1. 前言
2. node_tree
2.1 nodeArray
type nodeArray struct {
// 所有的节点
nodes []string
// 遍历nodes时的下标位置
lastIndex int
}
//取nodeArray中节点的下一个
func (na *nodeArray) next() (nodeName string, exhausted bool) {
if len(na.nodes) == 0 {
klog.Error("The nodeArray is empty. It should have been deleted from NodeTree.")
return "", false
}
if na.lastIndex >= len(na.nodes) {
return "", true
}
nodeName = na.nodes[na.lastIndex]
na.lastIndex++
return nodeName, false
}
2.2 NodeTree
type NodeTree struct {
// key 是一个zone value是一个nodeArray(一个存有该zones下所有的array)

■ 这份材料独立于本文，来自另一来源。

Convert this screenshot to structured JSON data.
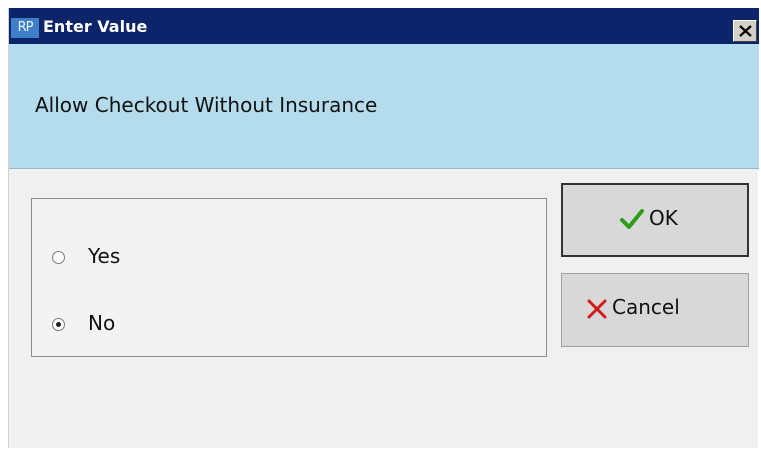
{
  "window": {
    "app_icon_text": "RP",
    "title": "Enter Value"
  },
  "prompt": {
    "text": "Allow Checkout Without Insurance"
  },
  "options": {
    "items": [
      {
        "label": "Yes",
        "selected": false
      },
      {
        "label": "No",
        "selected": true
      }
    ]
  },
  "buttons": {
    "ok_label": "OK",
    "cancel_label": "Cancel",
    "ok_icon": "checkmark-icon",
    "cancel_icon": "x-icon"
  },
  "colors": {
    "titlebar": "#0b246a",
    "prompt_panel": "#b4dcec",
    "check": "#2e9e1a",
    "cancel_x": "#d11b1b"
  }
}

tree map[string]*nodeArray // a map from zone (region-zone) to an array of nodes in the zone.
// 所有的zones
zones []string // a list of all the zones in the tree (keys)
// 遍历zones的时候的下标所在位置
zoneIndex int
// 节点的个数
NumNodes int
mu sync.RWMutex
}
2.2.1 AddNode
func (nt *NodeTree) AddNode(n *v1.Node) {
nt.mu.Lock()
defer nt.mu.Unlock()
nt.addNode(n)
}
/**
1. 获得该节点所在的zone
2. 如果该zone不存在 添加到zones 和 tree中
3. 如果该zone存在
3.1 检查该node是不是已经在tree中nodearray中
3.2 如存在则直接返回 不存在则添加
*/
func (nt *NodeTree) addNode(n *v1.Node) {
zone := utilnode.GetZoneKey(n)
if na, ok := nt.tree[zone]; ok {
for _, nodeName := range na.nodes {
if nodeName == n.Name {
klog.Warningf("node %v already exist in the NodeTree", n.Name)
return
}
}
na.nodes = append(na.nodes, n.Name)
} else {
nt.zones = append(nt.zones, zone)
nt.tree[zone] = &nodeArray{nodes: []string{n.Name}, lastIndex: 0}
}
klog.V(5).Infof("Added node %v in group %v to NodeTree", n.Name, zone)
nt.NumNodes++
}
2.2.3 Next
// 从头开始 (因为已经整个Map遍历完了)
func (nt *NodeTree) resetExhausted() {
for _, na := range nt.tree {
na.lastIndex = 0
}
nt.zoneIndex = 0
}
// Next returns the name of the next node. NodeTree iterates over zones and in each zone iterates
// over nodes in a round robin fashion.
// Next() 返回下一个节点
// 遍历整个zones中的每个node
// 说白了就是把整个Map结构想像成一个List 然后遍历它
func (nt *NodeTree) Next() string {
nt.mu.Lock()
defer nt.mu.Unlock()
if len(nt.zones) == 0 {
return ""
}
numExhaustedZones := 0
for {
if nt.zoneIndex >= len(nt.zones) {
nt.zoneIndex = 0
}
zone := nt.zones[nt.zoneIndex]
nt.zoneIndex++
// We do not check the exhausted zones before calling next() on the zone. This ensures
// that if more nodes are added to a zone after it is exhausted, we iterate over the new nodes.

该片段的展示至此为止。